Sixty three participants were recruited (n = 31 Standard; n = 32 Telehealth); 15 participants were excluded from analysis due to inadequate data completion or withdrawal from the Telehealth arm. Recruitment was slow with significant gaps in data collection, due predominantly to an unanticipated 60% reduction of staff capacity within the clinical team. The sample size calculation was guided by estimates of clinically important effects and COPD readmission rates derived from the literature. Descriptive analyses showed that the standard service group had a lower proportion of patients with hospital readmissions and a greater increase in self-reported quality of life compared to the Telehealth-supported group. Telehealth was cost-effective only if hospital admissions data were excluded.

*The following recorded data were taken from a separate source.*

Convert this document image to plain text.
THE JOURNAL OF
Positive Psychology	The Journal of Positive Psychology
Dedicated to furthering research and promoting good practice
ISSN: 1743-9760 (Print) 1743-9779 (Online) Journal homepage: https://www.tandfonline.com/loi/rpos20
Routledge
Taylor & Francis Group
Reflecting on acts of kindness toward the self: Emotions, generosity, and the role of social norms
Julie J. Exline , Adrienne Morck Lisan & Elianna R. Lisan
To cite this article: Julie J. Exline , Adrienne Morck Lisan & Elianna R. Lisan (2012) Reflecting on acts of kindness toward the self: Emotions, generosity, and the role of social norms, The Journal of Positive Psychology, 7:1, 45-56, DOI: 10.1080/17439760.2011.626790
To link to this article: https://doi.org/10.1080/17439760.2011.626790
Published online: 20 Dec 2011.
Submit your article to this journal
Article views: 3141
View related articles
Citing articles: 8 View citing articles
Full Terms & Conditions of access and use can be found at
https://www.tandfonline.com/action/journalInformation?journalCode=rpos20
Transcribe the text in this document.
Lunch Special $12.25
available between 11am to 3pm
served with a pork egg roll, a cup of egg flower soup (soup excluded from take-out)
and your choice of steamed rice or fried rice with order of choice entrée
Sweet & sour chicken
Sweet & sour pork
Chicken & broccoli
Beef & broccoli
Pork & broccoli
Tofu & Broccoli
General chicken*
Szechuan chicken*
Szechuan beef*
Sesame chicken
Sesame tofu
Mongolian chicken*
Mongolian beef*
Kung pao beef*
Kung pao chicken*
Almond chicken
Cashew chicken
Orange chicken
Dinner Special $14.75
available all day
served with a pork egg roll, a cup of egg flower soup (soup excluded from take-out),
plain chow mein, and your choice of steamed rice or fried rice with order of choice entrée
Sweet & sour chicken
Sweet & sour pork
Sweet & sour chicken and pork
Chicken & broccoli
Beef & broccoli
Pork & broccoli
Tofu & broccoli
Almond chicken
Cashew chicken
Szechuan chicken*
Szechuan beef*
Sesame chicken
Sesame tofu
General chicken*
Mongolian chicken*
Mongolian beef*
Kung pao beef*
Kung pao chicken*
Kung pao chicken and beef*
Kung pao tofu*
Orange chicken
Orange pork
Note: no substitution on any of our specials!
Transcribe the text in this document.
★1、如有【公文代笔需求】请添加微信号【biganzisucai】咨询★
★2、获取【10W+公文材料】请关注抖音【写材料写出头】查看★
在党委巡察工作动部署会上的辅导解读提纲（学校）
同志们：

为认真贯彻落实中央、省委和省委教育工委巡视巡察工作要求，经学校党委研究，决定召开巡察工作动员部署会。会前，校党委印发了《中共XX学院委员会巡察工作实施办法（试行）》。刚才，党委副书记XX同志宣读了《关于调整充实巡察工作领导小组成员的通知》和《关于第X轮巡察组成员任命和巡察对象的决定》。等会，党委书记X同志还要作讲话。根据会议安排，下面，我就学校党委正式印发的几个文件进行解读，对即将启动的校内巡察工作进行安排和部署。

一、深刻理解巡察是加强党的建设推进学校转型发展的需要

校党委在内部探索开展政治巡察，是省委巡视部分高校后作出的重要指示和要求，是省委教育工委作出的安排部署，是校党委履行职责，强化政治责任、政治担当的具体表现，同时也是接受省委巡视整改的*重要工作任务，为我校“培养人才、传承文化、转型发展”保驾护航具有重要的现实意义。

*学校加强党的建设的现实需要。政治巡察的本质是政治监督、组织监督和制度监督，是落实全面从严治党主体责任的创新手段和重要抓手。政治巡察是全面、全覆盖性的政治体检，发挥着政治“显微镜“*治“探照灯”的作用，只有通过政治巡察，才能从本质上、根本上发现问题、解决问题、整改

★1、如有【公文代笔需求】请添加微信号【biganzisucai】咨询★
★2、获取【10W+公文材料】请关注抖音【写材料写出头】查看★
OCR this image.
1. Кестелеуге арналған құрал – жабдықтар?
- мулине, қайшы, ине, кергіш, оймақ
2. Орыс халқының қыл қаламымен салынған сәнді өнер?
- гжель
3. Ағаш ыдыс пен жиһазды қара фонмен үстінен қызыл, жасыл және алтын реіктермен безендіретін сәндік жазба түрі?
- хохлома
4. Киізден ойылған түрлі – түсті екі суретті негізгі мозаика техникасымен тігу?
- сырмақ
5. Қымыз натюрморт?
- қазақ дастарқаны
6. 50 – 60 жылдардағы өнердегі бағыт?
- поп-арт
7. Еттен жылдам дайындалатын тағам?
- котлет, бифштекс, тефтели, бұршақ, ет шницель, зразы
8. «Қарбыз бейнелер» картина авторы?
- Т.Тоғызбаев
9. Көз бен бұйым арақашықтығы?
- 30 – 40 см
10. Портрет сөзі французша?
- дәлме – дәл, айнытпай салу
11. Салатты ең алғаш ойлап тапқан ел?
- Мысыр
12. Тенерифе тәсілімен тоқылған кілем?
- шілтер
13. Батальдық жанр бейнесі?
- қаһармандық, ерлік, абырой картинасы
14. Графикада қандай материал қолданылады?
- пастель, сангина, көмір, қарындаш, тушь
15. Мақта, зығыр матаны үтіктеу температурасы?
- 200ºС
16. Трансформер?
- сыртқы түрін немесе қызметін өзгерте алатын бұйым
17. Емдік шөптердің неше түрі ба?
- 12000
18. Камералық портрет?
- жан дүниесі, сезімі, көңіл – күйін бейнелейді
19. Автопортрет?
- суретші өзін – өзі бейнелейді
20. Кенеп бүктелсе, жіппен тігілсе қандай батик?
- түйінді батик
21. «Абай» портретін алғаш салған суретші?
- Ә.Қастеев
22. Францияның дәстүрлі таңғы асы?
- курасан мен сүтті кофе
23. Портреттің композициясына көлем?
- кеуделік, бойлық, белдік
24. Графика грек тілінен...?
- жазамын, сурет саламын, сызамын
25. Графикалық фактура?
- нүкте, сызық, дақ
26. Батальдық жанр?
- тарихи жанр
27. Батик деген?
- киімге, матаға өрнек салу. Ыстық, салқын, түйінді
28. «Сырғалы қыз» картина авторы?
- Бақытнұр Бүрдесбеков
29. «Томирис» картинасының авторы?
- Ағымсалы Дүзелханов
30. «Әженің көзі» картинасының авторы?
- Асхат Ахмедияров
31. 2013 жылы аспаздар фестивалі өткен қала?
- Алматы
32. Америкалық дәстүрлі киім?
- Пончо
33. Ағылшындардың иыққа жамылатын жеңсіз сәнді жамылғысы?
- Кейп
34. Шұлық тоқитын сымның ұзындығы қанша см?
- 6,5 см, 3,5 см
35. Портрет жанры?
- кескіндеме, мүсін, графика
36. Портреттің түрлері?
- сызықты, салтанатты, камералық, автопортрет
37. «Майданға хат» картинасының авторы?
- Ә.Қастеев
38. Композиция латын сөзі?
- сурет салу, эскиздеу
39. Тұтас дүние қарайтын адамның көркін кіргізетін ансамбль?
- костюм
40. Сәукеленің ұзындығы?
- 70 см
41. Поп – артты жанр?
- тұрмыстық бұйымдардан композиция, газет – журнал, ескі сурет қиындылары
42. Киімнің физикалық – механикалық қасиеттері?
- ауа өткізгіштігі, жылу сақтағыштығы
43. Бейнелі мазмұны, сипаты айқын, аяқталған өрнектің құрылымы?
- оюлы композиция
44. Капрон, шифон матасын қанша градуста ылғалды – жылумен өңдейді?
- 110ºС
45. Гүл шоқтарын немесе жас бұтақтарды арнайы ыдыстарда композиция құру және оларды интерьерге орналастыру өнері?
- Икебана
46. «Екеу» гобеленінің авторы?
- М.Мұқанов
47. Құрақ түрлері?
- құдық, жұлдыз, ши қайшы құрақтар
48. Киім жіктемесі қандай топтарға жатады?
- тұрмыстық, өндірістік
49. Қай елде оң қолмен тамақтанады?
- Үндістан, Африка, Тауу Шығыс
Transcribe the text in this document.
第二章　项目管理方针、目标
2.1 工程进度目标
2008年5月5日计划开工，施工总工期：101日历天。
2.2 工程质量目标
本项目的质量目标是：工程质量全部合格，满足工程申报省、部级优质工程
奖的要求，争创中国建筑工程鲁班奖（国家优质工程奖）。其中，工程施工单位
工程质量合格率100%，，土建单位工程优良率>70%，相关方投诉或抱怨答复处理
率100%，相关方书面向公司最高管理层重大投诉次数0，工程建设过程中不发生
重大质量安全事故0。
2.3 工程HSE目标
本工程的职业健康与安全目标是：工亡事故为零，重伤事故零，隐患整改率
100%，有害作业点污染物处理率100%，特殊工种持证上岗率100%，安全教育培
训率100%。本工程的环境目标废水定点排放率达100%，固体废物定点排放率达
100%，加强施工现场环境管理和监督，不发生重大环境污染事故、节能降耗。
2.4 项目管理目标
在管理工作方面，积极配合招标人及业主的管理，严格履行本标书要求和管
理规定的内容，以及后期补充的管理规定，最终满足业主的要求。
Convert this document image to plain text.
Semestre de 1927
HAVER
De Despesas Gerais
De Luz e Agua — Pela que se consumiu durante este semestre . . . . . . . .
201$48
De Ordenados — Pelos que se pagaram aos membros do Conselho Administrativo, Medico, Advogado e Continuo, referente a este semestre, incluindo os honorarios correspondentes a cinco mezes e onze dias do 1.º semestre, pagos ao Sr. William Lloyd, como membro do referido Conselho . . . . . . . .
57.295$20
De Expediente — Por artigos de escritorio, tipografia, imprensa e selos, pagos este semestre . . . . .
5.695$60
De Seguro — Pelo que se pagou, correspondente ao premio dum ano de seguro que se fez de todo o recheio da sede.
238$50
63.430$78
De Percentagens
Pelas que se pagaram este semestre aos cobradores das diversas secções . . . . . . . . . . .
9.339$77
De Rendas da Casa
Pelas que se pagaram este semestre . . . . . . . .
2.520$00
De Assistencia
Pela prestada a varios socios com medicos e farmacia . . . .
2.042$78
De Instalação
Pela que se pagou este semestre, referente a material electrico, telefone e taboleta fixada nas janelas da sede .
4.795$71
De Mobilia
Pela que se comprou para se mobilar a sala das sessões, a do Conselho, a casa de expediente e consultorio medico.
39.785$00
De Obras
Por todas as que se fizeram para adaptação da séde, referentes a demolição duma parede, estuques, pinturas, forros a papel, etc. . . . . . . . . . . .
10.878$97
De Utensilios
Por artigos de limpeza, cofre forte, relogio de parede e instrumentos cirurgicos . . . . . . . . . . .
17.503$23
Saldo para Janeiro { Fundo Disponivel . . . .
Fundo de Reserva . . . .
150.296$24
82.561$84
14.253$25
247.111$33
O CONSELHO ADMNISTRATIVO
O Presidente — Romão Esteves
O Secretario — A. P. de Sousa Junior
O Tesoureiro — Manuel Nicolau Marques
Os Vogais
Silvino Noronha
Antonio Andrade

Slow recruitment rates and service reconfigurations prevented progression to a full RCT. Although there are advantages to conducting an RCT with data collection conducted by a frontline clinical team, in this case, challenges arose when resources within the team were reduced by external events. Gaps in data collection were resolved by recruiting a research nurse. This study reinforces previous findings regarding the difficulty of undertaking evaluation of complex interventions, and provides recommendations for the introduction and evaluation of complex interventions within clinical settings, such as prioritisation of research within the clinical remit.
Current Controlled Trials ISRCTN68856013, registered Nov 2010.